翌日18時過ぎ、店舗廻りを終え、俺は直帰していた。
そもそも当初から、今日ばかりは何が何でも早めに上がると決めていた。
だって、今日は彼女の30歳の誕生日なのだから……。
帰宅して直ぐにシャワーを浴び、出掛ける準備を施す。
髪をワックスで軽くアレンジし、服はキメ過ぎずラフだけどカジュアルに纏め上げた。
そして、彼女への誕生日プレゼントをコートのポケットに忍ばせ、俺は逸る気持ちで自宅を後にした。
約束の19時を少し回った頃、待ち合わせ場所に到着。
ハザードランプを点滅させ、路肩に停車させると……。
―――コンコンッ
助手席の窓ガラスをノックする彼女。
窓越しに見える彼女は、いつにも増して綺麗に見えた。
俺が助手席のドアを開けると、彼女はニッコリ微笑みながら助手席に乗り込んで来た。
「お疲れ様で~す」
「遅くなって悪かったな」
「そうですか?時間通りだと思いますけど」
彼女はいつもと変わらない表情でシートベルトを締めた。
「映画は何時から?」
「特に決まってないです。
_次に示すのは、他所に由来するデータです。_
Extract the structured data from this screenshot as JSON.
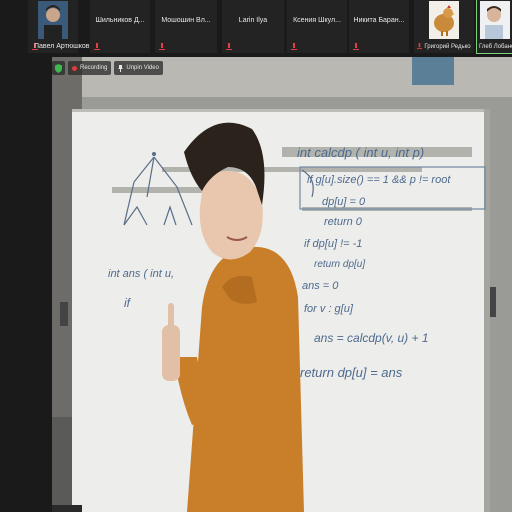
{
  "colors": {
    "strip_bg": "#1a1a1a",
    "tile_bg": "#232323",
    "name_text": "#e8e8e8",
    "muted_mic": "#e04040",
    "active_border": "#7dd07d"
  },
  "participants": [
    {
      "name": "Павел Артюшков",
      "muted": true,
      "has_avatar": true,
      "avatar_icon": "person-photo"
    },
    {
      "name": "Шильников Д...",
      "muted": true,
      "has_avatar": false
    },
    {
      "name": "Мошошин Вл...",
      "muted": true,
      "has_avatar": false
    },
    {
      "name": "Larin Ilya",
      "muted": true,
      "has_avatar": false
    },
    {
      "name": "Ксения Шкул...",
      "muted": true,
      "has_avatar": false
    },
    {
      "name": "Никита Баран...",
      "muted": true,
      "has_avatar": false
    },
    {
      "name": "Григорий Редько",
      "muted": true,
      "has_avatar": true,
      "avatar_icon": "chicken-photo"
    },
    {
      "name": "Глеб Лобанев",
      "muted": false,
      "has_avatar": true,
      "avatar_icon": "person-photo",
      "active": true
    }
  ],
  "recording": {
    "status_label": "Recording",
    "unpin_label": "Unpin Video"
  },
  "whiteboard": {
    "left_code": [
      "int ans ( int u,",
      "if"
    ],
    "right_code": [
      "int calcdp ( int u, int p)",
      "if g[u].size() == 1 && p != root",
      "dp[u] = 0",
      "return 0",
      "if dp[u] != -1",
      "return dp[u]",
      "ans = 0",
      "for v : g[u]",
      "ans = calcdp(v, u) + 1",
      "return dp[u] = ans"
    ]
  }
}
今日中に観れれば大丈夫です」
「そっか。じゃあ、先にメシにするか。小町は食べたか?」
「いえ、まだです」
「じゃあ、シネマ近くの店で食うとするか」
「はい」
すっかり恋人同士のようなフランクな会話。
今日が彼女の誕生日だという事も忘れそうになる。
それくらい自然で、さっきまでの緊張が嘘のようだ。
俺達は映画館の隣りにあるレストランで夕食をとる事にした。